Keine Batterie an Bord aber auch kein energieautarkes System
Der entscheidende Haken des Konzepts liegt außerhalb des Flugkörpers: Die Energie kommt aus einer externen Schallquelle. Der Mikroflieger trägt zwar keine Batterie und keinen Elektromotor, benötigt aber ein ausreichend starkes akustisches Feld. Das System ist deshalb nicht energieautark.

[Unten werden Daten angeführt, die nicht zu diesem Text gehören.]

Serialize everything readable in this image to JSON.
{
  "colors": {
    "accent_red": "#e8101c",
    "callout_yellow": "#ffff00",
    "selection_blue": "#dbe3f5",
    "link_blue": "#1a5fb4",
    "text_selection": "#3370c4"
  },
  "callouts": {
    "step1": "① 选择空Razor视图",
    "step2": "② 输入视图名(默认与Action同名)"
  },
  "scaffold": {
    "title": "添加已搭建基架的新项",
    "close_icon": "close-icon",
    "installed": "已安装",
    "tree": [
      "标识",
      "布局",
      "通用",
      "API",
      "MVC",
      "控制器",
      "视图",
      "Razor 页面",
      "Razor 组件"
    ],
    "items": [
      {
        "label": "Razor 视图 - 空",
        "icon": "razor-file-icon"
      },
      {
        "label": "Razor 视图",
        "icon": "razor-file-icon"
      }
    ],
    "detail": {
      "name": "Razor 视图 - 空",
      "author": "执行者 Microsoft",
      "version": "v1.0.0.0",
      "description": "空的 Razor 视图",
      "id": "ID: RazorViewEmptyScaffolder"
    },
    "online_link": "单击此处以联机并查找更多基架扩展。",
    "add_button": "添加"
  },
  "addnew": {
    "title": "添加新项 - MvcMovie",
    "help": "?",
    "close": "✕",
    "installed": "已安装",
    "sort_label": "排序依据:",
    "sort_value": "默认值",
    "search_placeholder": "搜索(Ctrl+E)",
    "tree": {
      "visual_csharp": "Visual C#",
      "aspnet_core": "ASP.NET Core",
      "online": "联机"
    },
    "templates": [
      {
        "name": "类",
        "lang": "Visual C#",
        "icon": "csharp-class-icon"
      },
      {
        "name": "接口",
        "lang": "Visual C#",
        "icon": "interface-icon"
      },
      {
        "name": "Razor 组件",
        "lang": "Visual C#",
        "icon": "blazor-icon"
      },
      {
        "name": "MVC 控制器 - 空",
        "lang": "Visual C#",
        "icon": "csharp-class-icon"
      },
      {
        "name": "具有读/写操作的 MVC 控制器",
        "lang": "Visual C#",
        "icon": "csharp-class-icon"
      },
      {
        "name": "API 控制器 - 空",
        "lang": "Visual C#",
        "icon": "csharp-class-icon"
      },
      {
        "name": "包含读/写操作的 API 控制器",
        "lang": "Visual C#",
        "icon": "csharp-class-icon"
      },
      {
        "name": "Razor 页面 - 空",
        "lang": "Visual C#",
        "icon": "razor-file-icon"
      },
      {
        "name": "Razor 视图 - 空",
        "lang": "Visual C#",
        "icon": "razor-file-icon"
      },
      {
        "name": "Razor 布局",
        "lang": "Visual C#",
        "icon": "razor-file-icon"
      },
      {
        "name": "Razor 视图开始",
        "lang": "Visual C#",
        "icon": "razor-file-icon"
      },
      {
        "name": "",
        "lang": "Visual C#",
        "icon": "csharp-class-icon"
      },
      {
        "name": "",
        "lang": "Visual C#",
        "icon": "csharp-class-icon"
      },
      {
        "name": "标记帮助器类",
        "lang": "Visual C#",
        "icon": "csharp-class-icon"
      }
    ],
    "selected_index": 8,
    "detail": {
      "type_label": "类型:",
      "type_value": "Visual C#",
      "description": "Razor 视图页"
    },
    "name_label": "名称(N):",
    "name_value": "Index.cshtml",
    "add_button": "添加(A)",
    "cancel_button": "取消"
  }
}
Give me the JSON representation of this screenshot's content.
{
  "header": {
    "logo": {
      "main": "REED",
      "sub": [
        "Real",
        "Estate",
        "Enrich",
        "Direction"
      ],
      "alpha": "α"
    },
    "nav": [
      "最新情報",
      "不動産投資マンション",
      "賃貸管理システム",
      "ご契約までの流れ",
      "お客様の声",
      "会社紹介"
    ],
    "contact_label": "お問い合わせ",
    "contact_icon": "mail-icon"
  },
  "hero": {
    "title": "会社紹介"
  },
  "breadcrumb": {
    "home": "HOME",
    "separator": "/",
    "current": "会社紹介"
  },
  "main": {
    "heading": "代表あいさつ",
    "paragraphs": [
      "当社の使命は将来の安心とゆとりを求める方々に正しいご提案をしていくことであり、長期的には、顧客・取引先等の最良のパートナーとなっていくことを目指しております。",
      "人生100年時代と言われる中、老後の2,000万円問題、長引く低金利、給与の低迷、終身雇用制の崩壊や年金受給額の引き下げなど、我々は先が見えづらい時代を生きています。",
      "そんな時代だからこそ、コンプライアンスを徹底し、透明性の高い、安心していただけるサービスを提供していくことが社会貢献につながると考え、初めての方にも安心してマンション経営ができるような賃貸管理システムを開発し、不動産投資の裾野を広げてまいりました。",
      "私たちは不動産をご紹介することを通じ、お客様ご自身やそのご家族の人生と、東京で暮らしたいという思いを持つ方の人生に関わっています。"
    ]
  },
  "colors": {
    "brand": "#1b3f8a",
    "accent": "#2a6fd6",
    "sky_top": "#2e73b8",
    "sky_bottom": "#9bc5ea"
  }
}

Auch über die Gesamtenergieeffizienz im Vergleich zu klassischen elektrischen Mikroantrieben sagt die Arbeit bislang wenig aus. Ein Teil der von außen abgestrahlten Schallenergie erreicht den winzigen Resonator gar nicht.
Der Vorteil liegt an anderer Stelle: Bei sehr kleinen Robotern werden Motoren, Getriebe, Kabel und elektronische Leistungskomponenten schnell zum Problem. Ein Resonator besteht dagegen im Wesentlichen aus einem passend geformten Hohlraum und lässt sich extrem klein fertigen.
Interessant vor allem für extrem kleine Roboter
Die Forschenden sehen Potenzial für noch kleinere Systeme und für Strukturen, in denen mehrere unterschiedlich abgestimmte Resonatoren zusammenarbeiten.
Denkbar wären etwa flexible Mikroroboter, deren einzelne Bereiche abhängig von der eingestrahlten Frequenz bewegt oder verformt werden. Ein Schallfeld könnte dann mehrere mechanische Funktionen getrennt ansprechen, ohne dass für jeden Aktor eine eigene elektrische Zuleitung nötig wäre.